If a sports owner who decided he wanted to contribute money to a political Super PAC (Political Action Committee) that profiled presumptive Republican presidential nominee Mitt Romney as an unapologetic flip-flopper; someone who’s going to unleash the terrifying United States war machine on any and all countries that he deems as a vague “threat”; plans to cut taxes for the wealthy; take away Medicare, Medicaid and relegate the poor to what amounts to an inescapable cycle of poverty, would the media have reacted so indignantly as it has to the Joe Ricketts story?
I doubt it.
But because the patriarch of the Ricketts family that now owns the Chicago Cubs was interested in starting a Super PAC that was meant to rehash the inflammatory comments made by President Obama’s former pastor Reverend Jeremiah Wright, it’s considered an affront and the basis to engulf the politics of Joe Ricketts to his son Tom Ricketts’s attempts—as owner of the Cubs—to secure public financing to refurbish Wrigley Field.
Politics and presidential politics are seeping into baseball. Rather than focusing on the retirement of Kerry Wood, the “miracle” of Bryan LaHair, or what Theo Epstein’s going to do to rebuild the Cubs, the story is off-field issues.
Considering how things are going for the Cubs on the field, maybe that’s not as terrible as it seems.
Because the “big bad billionaire” wanted to use his money in a politically legal way, it’s transferred into his son’s running of the Cubs. There’s no connection. Even if there was, here’s a solution: prevent the public financing of the improvements to Wrigley Field through the political process.

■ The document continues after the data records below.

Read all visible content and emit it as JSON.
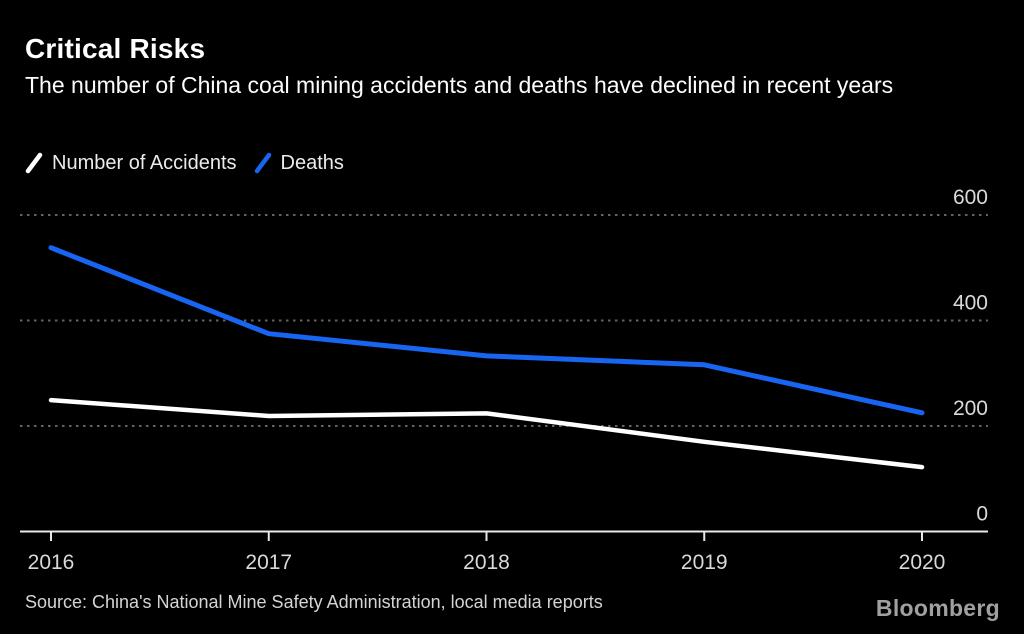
{
  "page": {
    "background": "#000000"
  },
  "header": {
    "title": "Critical Risks",
    "subtitle": "The number of China coal mining accidents and deaths have declined in recent years"
  },
  "legend": {
    "items": [
      {
        "label": "Number of Accidents",
        "color": "#ffffff"
      },
      {
        "label": "Deaths",
        "color": "#1865f2"
      }
    ]
  },
  "chart_data": {
    "type": "line",
    "title": "Critical Risks",
    "subtitle": "The number of China coal mining accidents and deaths have declined in recent years",
    "categories": [
      "2016",
      "2017",
      "2018",
      "2019",
      "2020"
    ],
    "series": [
      {
        "name": "Number of Accidents",
        "color": "#ffffff",
        "values": [
          249,
          219,
          224,
          170,
          122
        ]
      },
      {
        "name": "Deaths",
        "color": "#1865f2",
        "values": [
          538,
          375,
          333,
          316,
          225
        ]
      }
    ],
    "ylim": [
      0,
      600
    ],
    "yticks": [
      0,
      200,
      400,
      600
    ],
    "grid": "horizontal-dotted",
    "legend_position": "top-left",
    "colors": {
      "background": "#000000",
      "gridline": "#636363",
      "axis_line": "#e8e8e8",
      "tick_label": "#d9d9d9"
    }
  },
  "footer": {
    "source": "Source: China's National Mine Safety Administration, local media reports",
    "brand": "Bloomberg"
  }
}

Political tactics are what they are and it’s not outrageous to bring up Obama sitting by when Wright was making these statements about the United States; that political expediency led to his repudiation of what was said and he left the church out of necessity if he wanted to win the presidency.
The dredging of the Wright controversy isn’t on a level with absurd questioning of the validity of the president’s birth certificate or other silly intimations. It may have been settled to the satisfaction of enough people to elect Obama president in 2008, but it could also be used to assuage the fears about Romney’s Mormonism and convince skittish evangelical Christians to get out and vote for Romney.
It’s politics and is expected.
I’m curious if the reaction would be so widespread if it were a liberal owner who was trying to do “good for the masses” with a Super PAC instead of the “greedy, hoarding rich guy” who simply doesn’t want to pay as much in taxes as he is now and is using anything at his disposal to elect a president who’d help him achieve that end.
I doubt it would.
Either way, should this or any political affiliation be associated with the Cubs because there’s no link between Joe Ricketts’s proposed Super PAC and his son’s stewardship of a baseball team.